Its license product allows companies or teams to get 12 months of access to MasterClass content “leveraging a central admin panel for distribution.” Imagine this as a dashboard that employers can use to visualize who is using MasterClass and what content is getting the most engagement.

Its other product is designed to be a gift, in which an employer can offer a unique code to their employees as a perk to be turned into personal accounts. The breakdown of each product’s popularity could indicate whether employees are looking at the platform as more of a perk, or as a true productivity and soft-skill enhancement service.

While rare, consumer edtech has tried to go the B2B route in the past. Early on, language learning company Duolingo launched a partnership with Uber that would train drivers in Brazil to speak English. The monetization attempt was savvy, but it didn’t work. Years later, Duolingo is trying its B2B efforts again — and, similar to MasterClass, one of its flagship outcomes is motivation.

MasterClass declined to comment multiple times for this story. It’s unclear what triggered the new focus on employers, and we only have a few hints at its plans from a recent $225 million fundraise announcement. “New audiences will experience MasterClass through an enterprise offering that will be officially launched later this year in response to strong demand from both SMBs and large corporations,” the company said in a statement at the time.

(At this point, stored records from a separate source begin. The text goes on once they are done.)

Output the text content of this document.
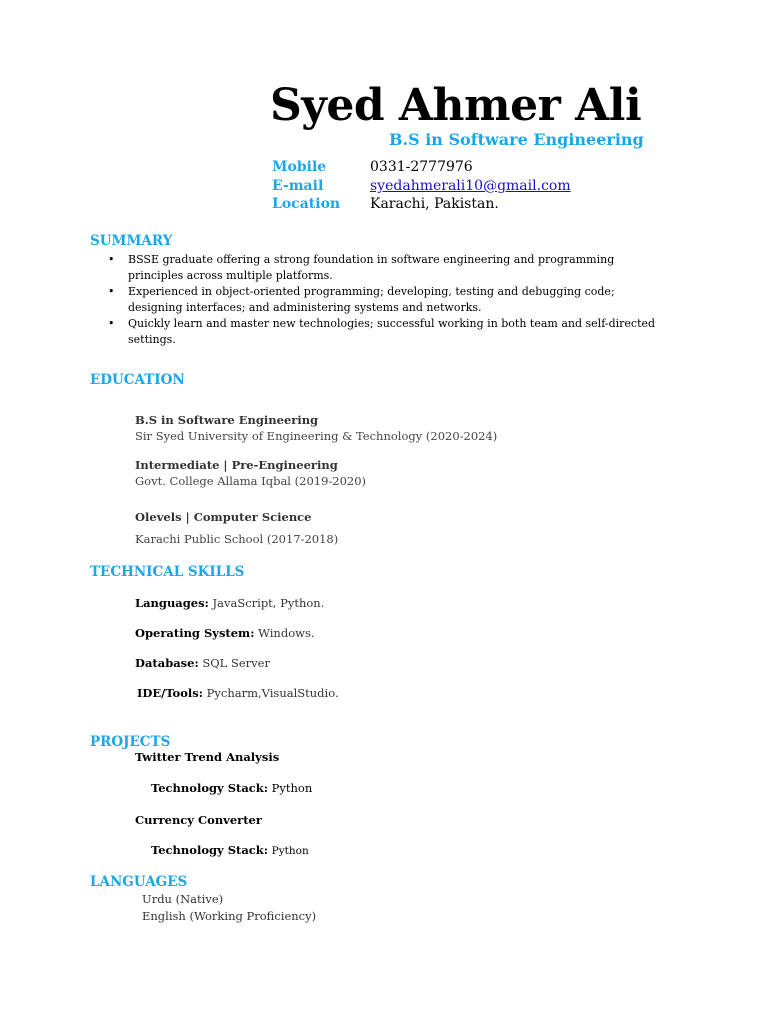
Syed Ahmer Ali
B.S in Software Engineering
Mobile	0331-2777976
E-mail	syedahmerali10@gmail.com
Location Karachi, Pakistan.
SUMMARY
• BSSE graduate offering a strong foundation in software engineering and programming principles across multiple platforms.
• Experienced in object-oriented programming; developing, testing and debugging code; designing interfaces; and administering systems and networks.
• Quickly learn and master new technologies; successful working in both team and self-directed settings.
EDUCATION
B.S in Software Engineering
Sir Syed University of Engineering & Technology (2020-2024)
Intermediate | Pre-Engineering
Govt. College Allama Iqbal (2019-2020)
Olevels | Computer Science
Karachi Public School (2017-2018)
TECHNICAL SKILLS
Languages: JavaScript, Python.
Operating System: Windows.
Database: SQL Server
IDE/Tools: Pycharm,VisualStudio.
PROJECTS
Twitter Trend Analysis
Technology Stack: Python
Currency Converter
Technology Stack: Python
LANGUAGES
Urdu (Native)
English (Working Proficiency)
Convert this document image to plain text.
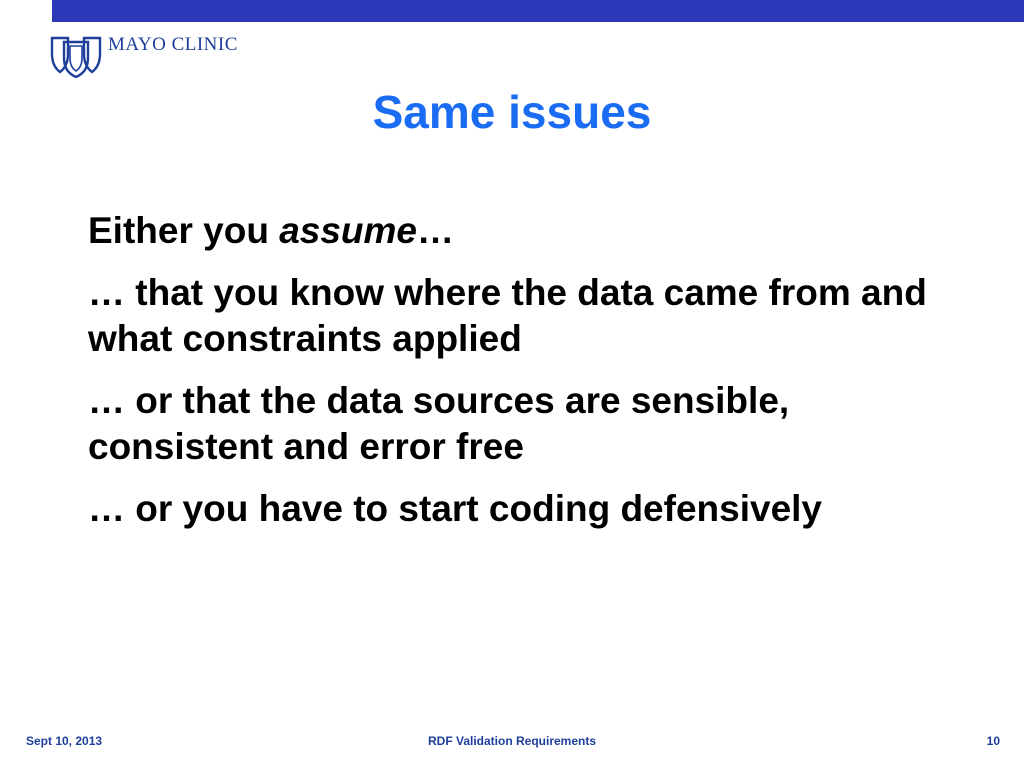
MAYO CLINIC
Same issues

Either you assume…

… that you know where the data came from and what constraints applied

… or that the data sources are sensible, consistent and error free

… or you have to start coding defensively

Sept 10, 2013	RDF Validation Requirements	10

Additionally, the startup recently hired entrepreneur Nitin Gupta — who has led operations at Uber and Postmates and has exited a startup he founded — as its VP of enterprise.

To the TAM

It’s no coincidence that MasterClass and Outschool are building new growth-focused business arms after their valuations soared from independent fundraising events. Freshly capitalized, the startups are looking for ways to grow into their valuations.

As a parent-focused consumer company, Outschool generated more than $100 million in bookings in 2020, compared to $6 million in 2019 and just $500,000 in 2017. The company declined to share its expectations for 2021 beyond its previous statement that it is “projecting to grow aggressively.”

In a previous interview with TechCrunch, CEO Amir Nathoo said Outschool turned profitable in 2020 due to massive growth in bookings. It turns out the positive cash flow was brief. “My goal is to always stay within touching distance of profit,” he said at the time. “But given the fast change in the market, it makes sense to invest aggressively into opportunities that will make sense in the long term.”

MasterClass has financial reasons to focus on non-consumer revenue, too. According to Sensor Tower data, its app hit about $3.6 million in consumer spending in Q2 2021, down 28% from Q2 2020, but up 350% from Q2 2019.

The financial appeal to focus on the enterprise is clear. Companies like Guild Education show that you can build a massive business by selling education to a single organization with hundreds of learners rather than trying to grow on a learner-by-learner basis.

Greg Siegel, chief business officer at Guild Education, doesn’t view additional entrants as immediate competition. Instead, he urged employers to focus less on adding more benefits just for the sake of it. Does adding a MasterClass or Outschool tool “actually cause an employee to want to join you or be better in their current and future job?”

“One of the questions that I think every employer is asking, when they talk to anyone from Guild to Outschool to MasterClass, [is] what does this [tool] do in terms of retention on an incremental basis, and what does this do in terms of talent attraction?” he said.